On Oct 5, 2011 the Bitcoin7 exchange website posted a message to its users that it had been subject to a hacking intrusion that compromised their wallets and their user database.

“While our investigation is still going, evidence reveals that the attacks originated from Russia and Eastern Europe,” wrote the proprietors of Bitcoin7. “The attack itself took action not only against the bitcoin7.com server but also against other websites and servers which were part of the same network. Eventually the hackers managed to breach into the network which subsequently lead to a major breach into the bitcoin7.com website.”

The message promises an investment in new personnel and technology to overcome the situation and suggests that they’re attempting to gather their finances in order to reimburse their users. However, currently reimbursement appears to be extremely tedious and difficult to overcome. E-mails sent to Bitcoin7 users have directed them to hand out extremely personal banking information in order to withdraw the bitcoins they may still have in Bitcoin7’s wallets.

The sensitive information includes:

• Scanned ID/Passport;
• Proof of address/utility bill;
• Proof of funding or your bank statement;
• ABA/SWIFT number for bank transfer;
• Bank name and address.

I didn’t have to give out this much information when I was renting a new apartment. Most people who invest in bitcoins would balk at sending this much sensitive information over the Internet to a business that just showed that it doesn’t have the wherewithal to protect themselves from hackers.

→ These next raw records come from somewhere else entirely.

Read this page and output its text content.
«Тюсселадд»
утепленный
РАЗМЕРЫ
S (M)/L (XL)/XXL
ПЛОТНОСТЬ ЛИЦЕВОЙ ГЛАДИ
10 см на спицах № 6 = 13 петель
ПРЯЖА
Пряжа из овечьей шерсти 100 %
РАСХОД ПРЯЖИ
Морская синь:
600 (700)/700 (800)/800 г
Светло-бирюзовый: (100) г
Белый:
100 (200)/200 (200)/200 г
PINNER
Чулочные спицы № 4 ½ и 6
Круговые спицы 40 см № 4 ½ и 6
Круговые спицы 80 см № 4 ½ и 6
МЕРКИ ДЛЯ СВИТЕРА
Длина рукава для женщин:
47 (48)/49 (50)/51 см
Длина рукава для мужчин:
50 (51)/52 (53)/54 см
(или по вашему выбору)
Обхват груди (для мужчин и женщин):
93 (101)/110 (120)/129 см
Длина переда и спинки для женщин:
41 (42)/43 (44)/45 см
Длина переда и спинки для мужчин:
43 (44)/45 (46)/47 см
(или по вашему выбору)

It raises the question: How is all this useful anyway? Did Bitcoin7 originally require a scanned ID for logins? It seems that getting hacked has made the staff at Bitcoin7 a bit paranoid and perhaps a little bit overzealous. People with less than a few bitcoins on the system (probably most of them) won’t want to bite at this level of intrusion.

Hacked and fallen exchanges mean bitcoin traders need to stay smart

Community confidence in Bitcoin7 is not high. The only communication from the site has come from the unsigned sparse messages on the front page in fixed-width font. Many bitcoin users have been comparing the event to the hack of MyBitcoin, which included a lot of anonymous actors and the loss of a great deal of bitcoins from the market. Bitcoin’s exchange and wallet host history is rife with losses including one hack that struck Mt. Gox (the largest exchange in the market) and a technical snafu that wiped out Bitomat.pl.

It does not lend much assurance that Bitcoin7 only had a 1-year, private domain name registration with GoDaddy that hasn’t even existed an entire year yet. Registered in June 2011.

The bitcoin ecology is filled with scams, start-up gimmicks, and myriad other Johnny-come-lately outfits that get flocked to by the community because there’s nothing else to fill the vacuum. The amount of total insecurity in the market and its technological backing means that overall confidence is constantly falling in the media and possesses bad press.

The currency itself has a lot of underlying security and could be inherently safe, if only the very institutions that have grown up to exchange it would mature enough to protect themselves.